Zoom n°9 : Tribalisme !
« Internet dans son incarnation actuelle est une machine qui confirme les préjugés » a dit Jeff Bezos, le PDG d'Amazon. Cette déclaration de l'homme le plus riche de la planète doit particulièrement inquiéter du fait que les médias sociaux se présentent comme un couteau à double tranchant. Le père du Web, Tim Berners Lee estime que le web est un outil de confirmation et d'amplification des préjugés et cela est une préoccupation commune à de nombreux observateurs et experts, tout d’abord.
Les préoccupations sont aujourd’hui multiples et ce n’est pas demain la fin des dérives. Il y’a quelques jours Brenton Tarrant, le terroriste de Christchurch, a filmé la tuerie et a pu la diffuser en direct sur Facebook. Et ces vidéos ont été partagées sur d’autres plateformes par des adeptes de la même idéologie qu’il avait prévenus. Dix minutes avant de passer à l’acte, il avait mis un lien vers sa page sur la plateforme américaine 8Chan, fréquentée par les suprémacistes blancs et autres néo-nazis.
Avant Brenton Terrant d’autres personnes ont utilisé Facebook pour commettre de la violence. En avril 2017, à Alabama aux Etats-Unis, James M. Jeffrey, âgé de quarante-neuf ans a documenté son suicide une semaine avant avec une vidéo retransmise en direct sur son profil. Quelques jours plus tôt, un père thaïlandais avait fait de même après avoir tué sa fille de 11 mois. Et toujours aux États-Unis, à la mi-avril, Steve Stephens avait sorti la vidéo de ses aveux d’une douzaine de meurtres, puis il s'est suicidé quelques jours avant son arrestation.
Dans les trois cas, les vidéos sont restées en ligne pendant plusieurs heures avant d'être supprimées, provoquant des critiques sur le manque de modération immédiate des vidéos inappropriées et violentes par le réseau social.
Ces mêmes critiques sont aujourd’hui encore portées contre Facebook sur l’attentat de Christchurch. Le « live » de Brenton Terrant a duré 17 minutes, sans que Facebook n’ait bloqué les images et cela à même étonné la première ministre néo-zélandaise. Mais à Facebook les plateformes contrôlent à posteriori ce n’est qu’une fois alertées que les milliers de modérateurs passent à la censure. Mais le mal était fait.

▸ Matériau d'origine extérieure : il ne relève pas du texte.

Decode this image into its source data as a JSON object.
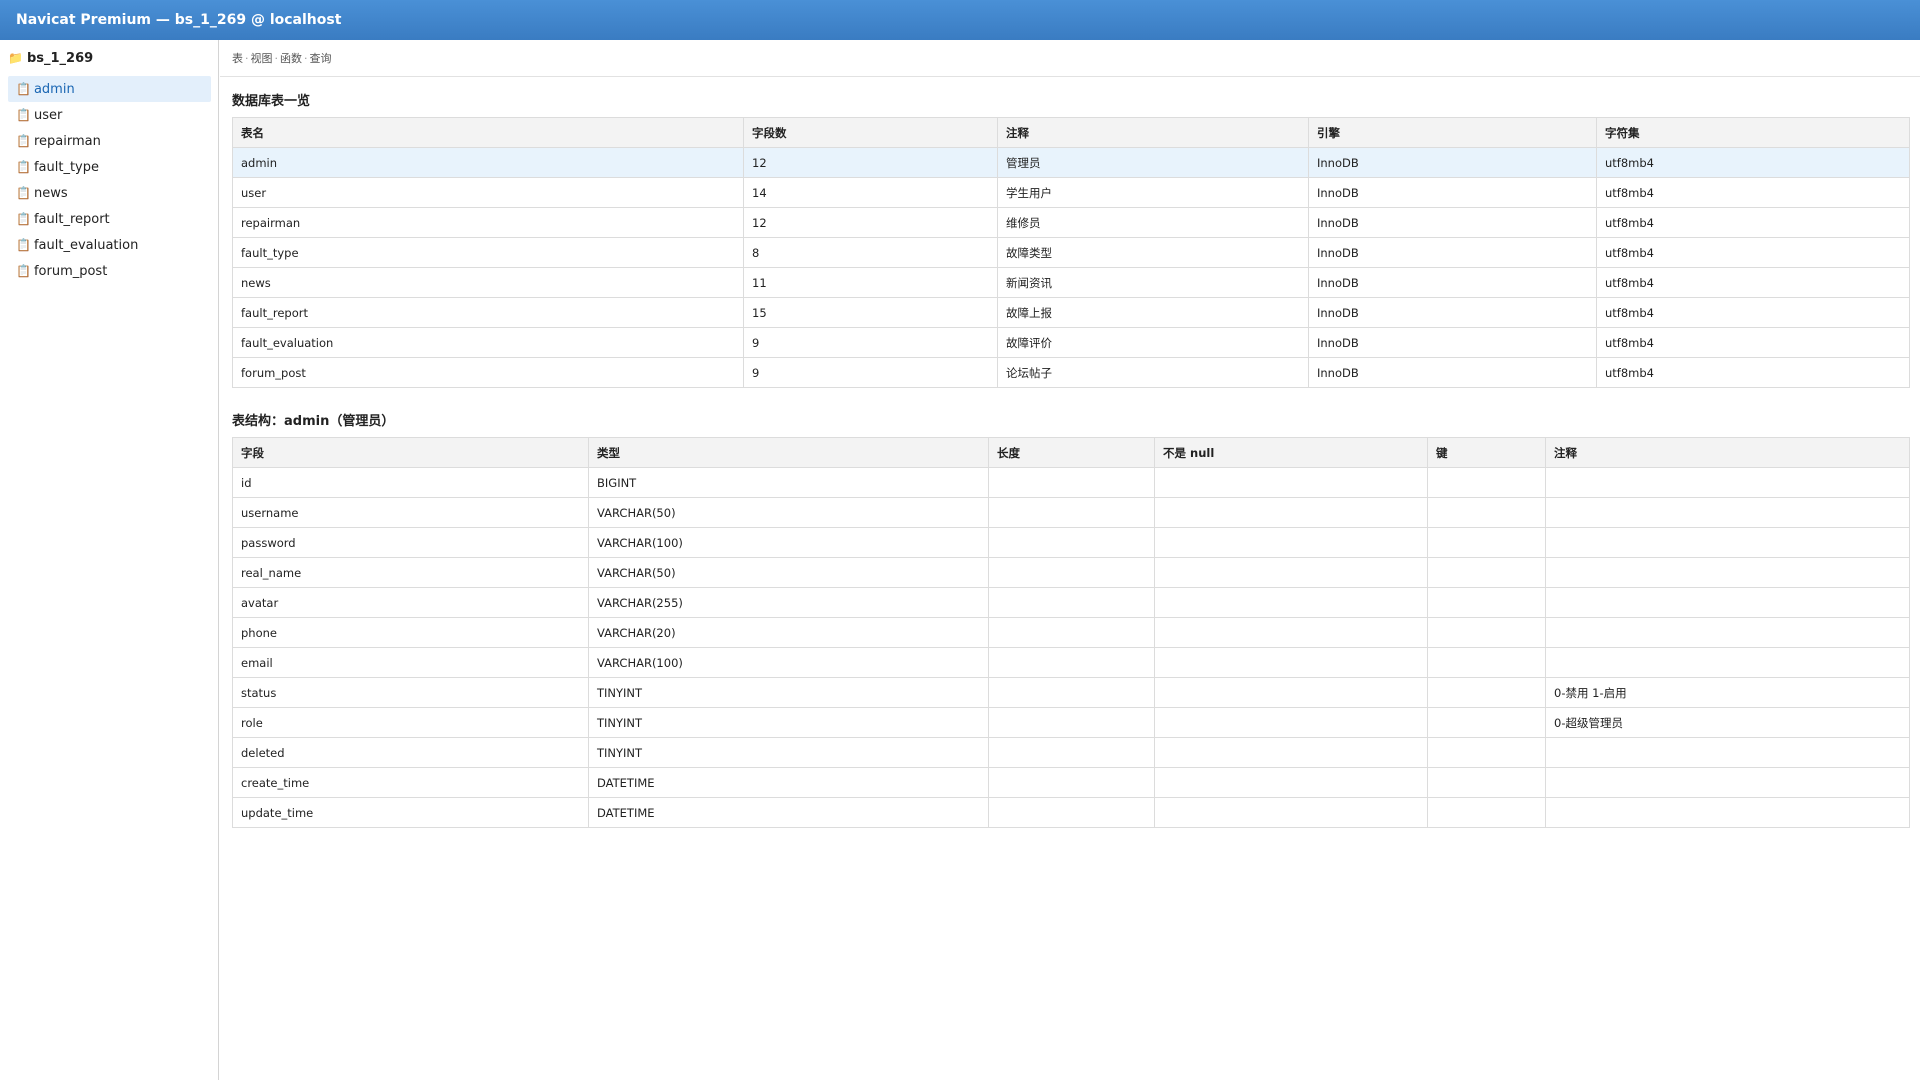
{
  "window": {
    "title": "Navicat Premium — bs_1_269 @ localhost"
  },
  "sidebar": {
    "database": "bs_1_269",
    "database_icon": "folder-icon",
    "item_icon": "table-icon",
    "items": [
      {
        "label": "admin",
        "active": true
      },
      {
        "label": "user"
      },
      {
        "label": "repairman"
      },
      {
        "label": "fault_type"
      },
      {
        "label": "news"
      },
      {
        "label": "fault_report"
      },
      {
        "label": "fault_evaluation"
      },
      {
        "label": "forum_post"
      }
    ]
  },
  "breadcrumb": [
    "表",
    "视图",
    "函数",
    "查询"
  ],
  "tables_overview": {
    "title": "数据库表一览",
    "columns": [
      "表名",
      "字段数",
      "注释",
      "引擎",
      "字符集"
    ],
    "rows": [
      [
        "admin",
        "12",
        "管理员",
        "InnoDB",
        "utf8mb4"
      ],
      [
        "user",
        "14",
        "学生用户",
        "InnoDB",
        "utf8mb4"
      ],
      [
        "repairman",
        "12",
        "维修员",
        "InnoDB",
        "utf8mb4"
      ],
      [
        "fault_type",
        "8",
        "故障类型",
        "InnoDB",
        "utf8mb4"
      ],
      [
        "news",
        "11",
        "新闻资讯",
        "InnoDB",
        "utf8mb4"
      ],
      [
        "fault_report",
        "15",
        "故障上报",
        "InnoDB",
        "utf8mb4"
      ],
      [
        "fault_evaluation",
        "9",
        "故障评价",
        "InnoDB",
        "utf8mb4"
      ],
      [
        "forum_post",
        "9",
        "论坛帖子",
        "InnoDB",
        "utf8mb4"
      ]
    ]
  },
  "structure": {
    "title": "表结构：admin（管理员）",
    "columns": [
      "字段",
      "类型",
      "长度",
      "不是 null",
      "键",
      "注释"
    ],
    "rows": [
      [
        "id",
        "BIGINT",
        "",
        "",
        "",
        ""
      ],
      [
        "username",
        "VARCHAR(50)",
        "",
        "",
        "",
        ""
      ],
      [
        "password",
        "VARCHAR(100)",
        "",
        "",
        "",
        ""
      ],
      [
        "real_name",
        "VARCHAR(50)",
        "",
        "",
        "",
        ""
      ],
      [
        "avatar",
        "VARCHAR(255)",
        "",
        "",
        "",
        ""
      ],
      [
        "phone",
        "VARCHAR(20)",
        "",
        "",
        "",
        ""
      ],
      [
        "email",
        "VARCHAR(100)",
        "",
        "",
        "",
        ""
      ],
      [
        "status",
        "TINYINT",
        "",
        "",
        "",
        "0-禁用 1-启用"
      ],
      [
        "role",
        "TINYINT",
        "",
        "",
        "",
        "0-超级管理员"
      ],
      [
        "deleted",
        "TINYINT",
        "",
        "",
        "",
        ""
      ],
      [
        "create_time",
        "DATETIME",
        "",
        "",
        "",
        ""
      ],
      [
        "update_time",
        "DATETIME",
        "",
        "",
        "",
        ""
      ]
    ]
  },
  "colors": {
    "titlebar": "#3a7cc2",
    "selected_row": "#e8f3fc",
    "active_item": "#1a66b3"
  }
}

A Christchurch, Facebook a annoncé avoir retiré dans
les 24 heures quelque 1 million et demi de copies de la vidéo du terroriste, dont 1,2 million en phase de chargement, donc avant diffusion.
C’est encore plus spectaculaire chez YouTube, la plateforme de vidéo. Dans les heures qui ont suivi la tuerie, les vidéos de Christchurch étaient téléchargées au rythme d’une par seconde, plus vite que la capacité de YouTube à les effacer ; d’autant que, pour échapper aux systèmes automatiques, des versions éditées et à peine modifiées de la vidéo étaient mises en ligne, plus difficiles à déceler. Dépassées, les équipes de YouTube ont dû désactiver pour la première fois certaines fonctionnalités pour freiner la viralité.
Comme Daech il y a quelques années, les terroristes de tout acabit savent échapper à la surveillance, et utiliser des technologies accessibles à tous. Là encore, un défi majeur pour Facebook et l’ensemble des GAFA.
Face à un salve de critiques, pour la diffusion des images choquantes sur le réseau social, Mark Zuckerberg, le PDG de Facebook avait déclaré qu’« en plus d'investir dans des ressources humaines supplémentaires, nous développons également de meilleurs outils pour assurer la sécurité de notre communauté ». Nous faciliterons le signalement des problèmes, ce qui permettra aux modérateurs de déterminer plus facilement les publications qui enfreignent nos normes et de contacter les forces de l'ordre si quelqu'un avait besoin d'aide. Lorsque ces outils seront disponibles, ils contribueront à rendre notre communauté plus sûre ». Ce que Mark Zuckerberg n’a pas dit, c’est comment empêcher la diffusion d’images choquantes avant sa diffusion. Des milliers, voire des millions de modérateurs n’y pourront rien. Une seule seconde de diffusion est autre échec pour Facebook.
Une technologie qui augmente les biais, la distorsion cognitive qui tend à renforcer les convictions, n'est pas une bonne chose. Cela conduira à un plus grand tribalisme et nous y sommes. Le problème, cependant, n’est pas l’instrument mais son utilisation : Des livres diaboliques ont été écrits qui ont conduit à de mauvaises révolutions. Des régimes fascistes ont été créés avec des livres, mais cela ne signifie pas qu’ils sont mauvais. Finalement, il faut une réponse prospective à toutes ces dérives et cela, est la responsabilité première des GAFA.